No es el único tanto de ese nuevo ojo en el espacio. TESS detectó recientemente otro sistema triple en la estrella TOI 270 (a 73 años luz), casi un calco de GJ357, aunque con variaciones de tamaño y formación: dos eran gigantes con un 50% del tamaño de Neptuno y otro (el más cercano) tenía algo más de la masa terrestre. Al igual que la otra, TOI 270 es una enana tipo M (baja luminosidad y fría, 40% del tamaño del Sol). El planeta rocoso, bautizado como TOI 270 b es un 25% más grande que la Tierra, orbita la estrella cada 3,4 días a una distancia mucho más cercana que la de Mercurio con el Sol, lo que le da una temperatura de equilibro (la teórica por su cercanía, sin contrapesos como una atmósfera) salvaje de 255º C. Es decir, que salvo que cuente con una atmósfera muy gruesa que atempere esta exposición térmica, la vida es inviable. Aquí las opciones son mucho menores, también porque los otros dos planetas son gaseosos, aunque el más lejano tendría una temperatura media de unos 66ºC, mucho más templado de lo habitual. Lo peor es que podrían presentar acoplamiento de marea, por lo que sólo mostrarían una cara a la estrella, creando unas diferencias térmicas que imposibilitarían la vida.

Si buscamos vida en esos exoplanetas hay que tener en cuenta varios puntos básicos. El primero, que se encuentre en la zona habitable, aquella en la que un planeta está lo suficientemente cerca de su estrella para que haya suficiente calor para que pueda haber vida sostenible, y lo suficientemente lejos como para que no la alcancen las oleadas de radiación y excesivo calor que permitan que el agua esté en estado líquido. La Tierra es la pauta para medir esa zona. Estos nuevos mundo son paralelos a las condiciones terrestres: son planetas rocosos o con gran cantidad de agua, de tamaño similar a nuestro planeta (grandes para tener suficiente gravedad y atmósfera estable, pero no tanto como para anular las opciones de vida por excesiva gravedad y presión atmosférica), en la mencionada zona habitable. Para resumir, al NASA creó un esquema de los 21 exoplanetas que podrían ser parte de esta categoría, y que incluye a los tres de nuestro “vecindario”: Marte, Venus y obviamente la Tierra.
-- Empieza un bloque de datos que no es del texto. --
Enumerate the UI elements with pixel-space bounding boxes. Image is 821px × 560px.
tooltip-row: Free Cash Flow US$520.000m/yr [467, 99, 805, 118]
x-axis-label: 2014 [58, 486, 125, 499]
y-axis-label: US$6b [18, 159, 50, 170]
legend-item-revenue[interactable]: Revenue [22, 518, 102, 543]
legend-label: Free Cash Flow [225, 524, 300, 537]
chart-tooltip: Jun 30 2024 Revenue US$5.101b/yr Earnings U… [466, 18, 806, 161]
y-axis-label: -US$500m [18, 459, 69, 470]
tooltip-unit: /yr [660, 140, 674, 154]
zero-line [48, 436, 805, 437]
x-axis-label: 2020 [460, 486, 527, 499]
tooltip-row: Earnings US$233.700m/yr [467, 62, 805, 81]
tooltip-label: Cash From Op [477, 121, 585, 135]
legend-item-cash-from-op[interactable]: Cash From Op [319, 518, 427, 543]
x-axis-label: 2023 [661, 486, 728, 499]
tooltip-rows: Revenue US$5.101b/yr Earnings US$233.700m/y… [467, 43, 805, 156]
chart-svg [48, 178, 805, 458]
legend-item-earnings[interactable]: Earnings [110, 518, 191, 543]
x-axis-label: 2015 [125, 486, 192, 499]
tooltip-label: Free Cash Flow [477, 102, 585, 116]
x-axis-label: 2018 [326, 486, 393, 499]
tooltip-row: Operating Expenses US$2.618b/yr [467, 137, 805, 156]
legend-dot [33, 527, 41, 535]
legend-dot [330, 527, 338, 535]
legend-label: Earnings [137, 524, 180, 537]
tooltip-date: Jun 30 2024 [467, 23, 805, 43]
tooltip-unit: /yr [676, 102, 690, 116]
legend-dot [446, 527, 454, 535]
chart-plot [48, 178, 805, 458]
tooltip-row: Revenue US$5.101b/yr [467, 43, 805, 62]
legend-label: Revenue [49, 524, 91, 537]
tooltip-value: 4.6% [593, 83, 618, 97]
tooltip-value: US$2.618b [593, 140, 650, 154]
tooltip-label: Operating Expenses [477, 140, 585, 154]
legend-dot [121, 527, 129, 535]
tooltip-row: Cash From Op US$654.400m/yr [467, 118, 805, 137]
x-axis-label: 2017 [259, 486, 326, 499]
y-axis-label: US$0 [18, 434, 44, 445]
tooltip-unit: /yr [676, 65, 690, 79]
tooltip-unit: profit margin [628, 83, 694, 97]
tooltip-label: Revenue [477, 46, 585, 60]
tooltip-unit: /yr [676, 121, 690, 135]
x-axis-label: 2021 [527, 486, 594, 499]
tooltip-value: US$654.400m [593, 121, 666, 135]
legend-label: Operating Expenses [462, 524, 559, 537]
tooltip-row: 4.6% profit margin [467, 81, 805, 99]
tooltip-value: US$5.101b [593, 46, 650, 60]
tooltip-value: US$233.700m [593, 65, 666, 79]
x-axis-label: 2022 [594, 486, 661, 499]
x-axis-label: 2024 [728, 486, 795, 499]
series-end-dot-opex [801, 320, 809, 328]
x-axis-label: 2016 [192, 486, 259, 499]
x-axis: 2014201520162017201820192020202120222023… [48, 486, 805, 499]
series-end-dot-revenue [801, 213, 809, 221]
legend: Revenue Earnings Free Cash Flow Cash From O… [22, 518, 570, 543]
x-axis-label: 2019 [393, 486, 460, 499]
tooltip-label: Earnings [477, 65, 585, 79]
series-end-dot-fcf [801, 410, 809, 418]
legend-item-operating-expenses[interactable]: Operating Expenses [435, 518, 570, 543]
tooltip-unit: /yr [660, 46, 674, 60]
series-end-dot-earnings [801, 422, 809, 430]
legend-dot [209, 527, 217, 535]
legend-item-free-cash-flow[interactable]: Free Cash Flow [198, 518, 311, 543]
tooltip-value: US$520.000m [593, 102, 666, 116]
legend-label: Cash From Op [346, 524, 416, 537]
Esquema del sistema TOI 270 (Goddard Space Flight Center : NASA)

Ahora bien, ¿cómo sería esa vida en un exoplaneta, qué tipo de desarrollo habría tenido un planeta? Esto es, para saber cómo sería esa vida en ese entorno planetario concreto, habría que saber qué recorrido habría tenido hasta ese momento. No basta con saber que hay agua, nitratos y otros compuestos o gases, hay que saber cómo se ha desenvuelto. Y la única vara de medir que tenemos, como una gran piedra Rosetta cósmica, es la Historia de la Vida en la Tierra. Si usamos nuestro devenir como modelo, se puede seguir una escala (seres unicelulares básicos, multicelulares, seres complejos, vida animal y vegetal…) y desde un punto de vista más básico, seguir un rastro concreto. Visto el auge de exoplanetas descubiertos, dos investigadores del Instituto Carl Sagan de la Universidad de Cornell, Jack O’Malley-James y Lisa Kaltenegger, creó esa piedra Rosetta (publicada en Astrophysical Journal) que en parte se basa en algo tan sencillo como el color.

Si aplicamos esa misma evolución, dando por sentado que la vida se comportaría igual en otro planeta (es decir, que evolucionaría igual, lo cual es mucho suponer…), entenderíamos en qué momento de desarrollo se encontraría la vida. Con la tecnología adecuada, podríamos localizar un exoplaneta cercano y analizar si existe esa cromatismo concreto. Eso sí, basado siempre en la clorofila, componente presente en toda la vida no animal. El método de ambos investigadores utiliza los espectros posibles de color que podrían ser detectables en la observación de los exoplanetas. Así, podrían encontrar desde un estado primitivo dominado por unas concentraciones limitadas de bacterias a superficies cubiertas de vegetación.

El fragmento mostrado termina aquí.